By 1967, Chevalier had returned to his native Alexandria and was operating a large nightclub on upper 3rd Street named "The Branding Iron". In 1968 he closed the nightclub and announced his intentions to run for mayor of Alexandria, a campaign that was later won by John Snyder. In 1968, Chevalier and his close friend Dub Guimbellot open a large night club in Forest Hill, Louisiana named Lake Shamarie. At that time the club was considered the largest nightclub in Louisiana, seating almost 500 party goers each weekend.
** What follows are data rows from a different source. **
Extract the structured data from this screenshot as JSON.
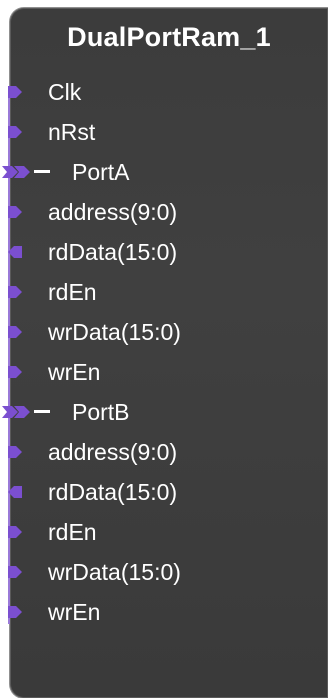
{
  "block": {
    "title": "DualPortRam_1",
    "ports": [
      {
        "id": "clk",
        "label": "Clk",
        "dir": "in",
        "group": false
      },
      {
        "id": "nrst",
        "label": "nRst",
        "dir": "in",
        "group": false
      },
      {
        "id": "porta",
        "label": "PortA",
        "dir": "bus",
        "group": true
      },
      {
        "id": "porta-address",
        "label": "address(9:0)",
        "dir": "in",
        "group": false
      },
      {
        "id": "porta-rddata",
        "label": "rdData(15:0)",
        "dir": "out",
        "group": false
      },
      {
        "id": "porta-rden",
        "label": "rdEn",
        "dir": "in",
        "group": false
      },
      {
        "id": "porta-wrdata",
        "label": "wrData(15:0)",
        "dir": "in",
        "group": false
      },
      {
        "id": "porta-wren",
        "label": "wrEn",
        "dir": "in",
        "group": false
      },
      {
        "id": "portb",
        "label": "PortB",
        "dir": "bus",
        "group": true
      },
      {
        "id": "portb-address",
        "label": "address(9:0)",
        "dir": "in",
        "group": false
      },
      {
        "id": "portb-rddata",
        "label": "rdData(15:0)",
        "dir": "out",
        "group": false
      },
      {
        "id": "portb-rden",
        "label": "rdEn",
        "dir": "in",
        "group": false
      },
      {
        "id": "portb-wrdata",
        "label": "wrData(15:0)",
        "dir": "in",
        "group": false
      },
      {
        "id": "portb-wren",
        "label": "wrEn",
        "dir": "in",
        "group": false
      }
    ]
  },
  "colors": {
    "block_fill": "#3d3d3d",
    "port_marker": "#7b4fd0",
    "text": "#ffffff"
  }
}
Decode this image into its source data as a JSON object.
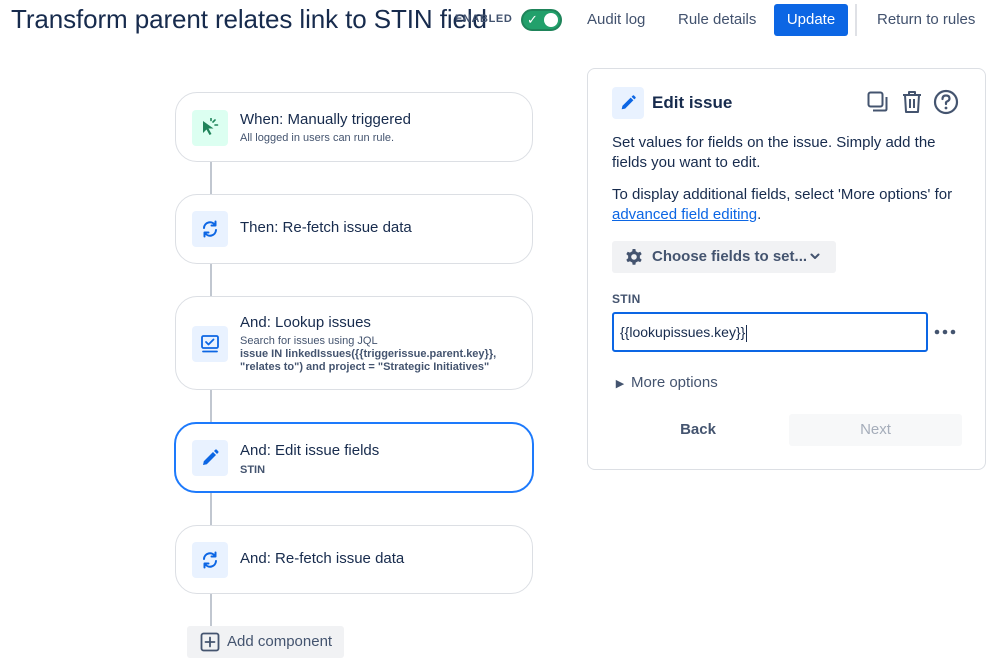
{
  "header": {
    "title": "Transform parent relates link to STIN field",
    "enabled_label": "ENABLED",
    "toggle_on": true,
    "audit_log": "Audit log",
    "rule_details": "Rule details",
    "update": "Update",
    "return": "Return to rules"
  },
  "flow": {
    "trigger": {
      "title": "When: Manually triggered",
      "subtitle": "All logged in users can run rule.",
      "icon": "cursor-click-icon"
    },
    "step1": {
      "title": "Then: Re-fetch issue data",
      "icon": "refresh-icon"
    },
    "step2": {
      "title": "And: Lookup issues",
      "subtitle": "Search for issues using JQL",
      "jql": "issue IN linkedIssues({{triggerissue.parent.key}}, \"relates to\") and project = \"Strategic Initiatives\"",
      "icon": "lookup-icon"
    },
    "step3": {
      "title": "And: Edit issue fields",
      "subtitle": "STIN",
      "icon": "pencil-icon"
    },
    "step4": {
      "title": "And: Re-fetch issue data",
      "icon": "refresh-icon"
    },
    "add_component": "Add component"
  },
  "panel": {
    "title": "Edit issue",
    "desc1": "Set values for fields on the issue. Simply add the fields you want to edit.",
    "desc2_prefix": "To display additional fields, select 'More options' for ",
    "desc2_link": "advanced field editing",
    "desc2_suffix": ".",
    "choose_fields": "Choose fields to set...",
    "field_label": "STIN",
    "field_value": "{{lookupissues.key}}",
    "more_options": "More options",
    "back": "Back",
    "next": "Next"
  },
  "colors": {
    "accent": "#0c66e4",
    "toggle": "#22a06b",
    "selected_border": "#1d7afc"
  }
}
That venture closed in January 1970 when Guimbellot, who had served in the US Army for several years reentered the Army and completed his career where he retired in 1984 as a First Sergeant. Chevalier managed a number of political campaigns and operated a travel company named Super Country USA. In 1987 Chevalier entered politics himself with a campaign for Mayor of Alexandria, Louisiana. He lost that election to John Snyder.

== Honors==
Chevalier is a member of the Rockabilly Hall of Fame. He was inducted into the Louisiana Political Museum and Hall of Fame in January 2003,
and on December 7, 2008, he was named to the Louisiana Music Hall of Fame. He was also designated ""Official State Troubadour" by an act of the Louisiana Legislature in 2006.